Not every app that stores a payment method qualifies as a digital wallet. In the world of fintech, many companies slap the “wallet” label on products that are little more than glorified account viewers or prepaid card apps. A real digital wallet must do more: it should support payment transactions, store value, handle credentials, and ideally integrate digital identity and security layers.
Digital wallets are applications that store payment information, infraestructure and passwords for numerous payment methods and websites, with capabilities ranging from instant payments to peer-to-peer (P2P) transfers and loyalty integration.
A major point of confusion lies in apps that allow users to see a balance or transfer money between internal accounts, but don’t support external interoperability, tokenization, or biometric security.
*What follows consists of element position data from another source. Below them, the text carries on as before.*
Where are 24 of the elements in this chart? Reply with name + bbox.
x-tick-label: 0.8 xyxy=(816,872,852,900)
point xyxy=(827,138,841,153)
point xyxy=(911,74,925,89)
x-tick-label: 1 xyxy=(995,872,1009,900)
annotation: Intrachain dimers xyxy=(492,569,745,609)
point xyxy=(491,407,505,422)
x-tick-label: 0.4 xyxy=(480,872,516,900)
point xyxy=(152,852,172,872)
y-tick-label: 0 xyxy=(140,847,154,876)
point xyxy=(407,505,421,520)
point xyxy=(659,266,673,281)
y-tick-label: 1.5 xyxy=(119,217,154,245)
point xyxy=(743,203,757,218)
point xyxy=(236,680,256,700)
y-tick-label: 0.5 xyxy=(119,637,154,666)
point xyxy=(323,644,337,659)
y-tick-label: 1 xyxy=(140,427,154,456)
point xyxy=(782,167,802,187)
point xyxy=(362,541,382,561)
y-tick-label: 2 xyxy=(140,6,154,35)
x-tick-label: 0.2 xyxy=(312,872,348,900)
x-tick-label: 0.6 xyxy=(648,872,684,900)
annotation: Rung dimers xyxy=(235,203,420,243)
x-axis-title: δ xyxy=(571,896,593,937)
These apps often lack NFC or QR code payment functionality and fail to integrate digital identity, making them limited financial tools, not wallets.
Who’s Doing It Right?
Apple Wallet, Google Wallet, and Alipay stand out as legitimate implementations. These platforms support biometric authentication, seamless in-store and online payments, storage of transit passes and IDs, and compatibility with open banking APIs. They meet the multi-functionality and security benchmarks outlined by regulators and industry analysts.
The European Standard
Europe is also drawing frameworks and proposing its own solution. The new EU Digital Identity Wallet Regulation sets high standards on what constitutes a digital wallet. Its initiative securely store not only payment credentials but also government-issued IDs, medical records, and other verifiable credentials. It positions digital wallets as critical infrastructure for digital sovereignty and mandates that public and private services must accept them.
Why It Matters
Meanwhile, many early-stage fintechs advertize wallet features but deliver very little. Some store only a prepaid card balance, others don’t allow outgoing payments or integrations. But the difference isn’t just semantic. True wallets can become a cornerstone of open finance, identity verification, and government service access. Mislabeling apps undermines user trust and opens the door to cybersecurity risks, as limited apps often cut corners on authentication protocols.
As consumers get more educated—and regulators more assertive—the market will likely purge the fakes. The EU’s new law is a step toward that, but the US and other markets still operate in a grey zone. Until then, the burden falls on journalists and users to call out apps that promise a wallet but deliver a piggy bank. Or worse, a spreadsheet.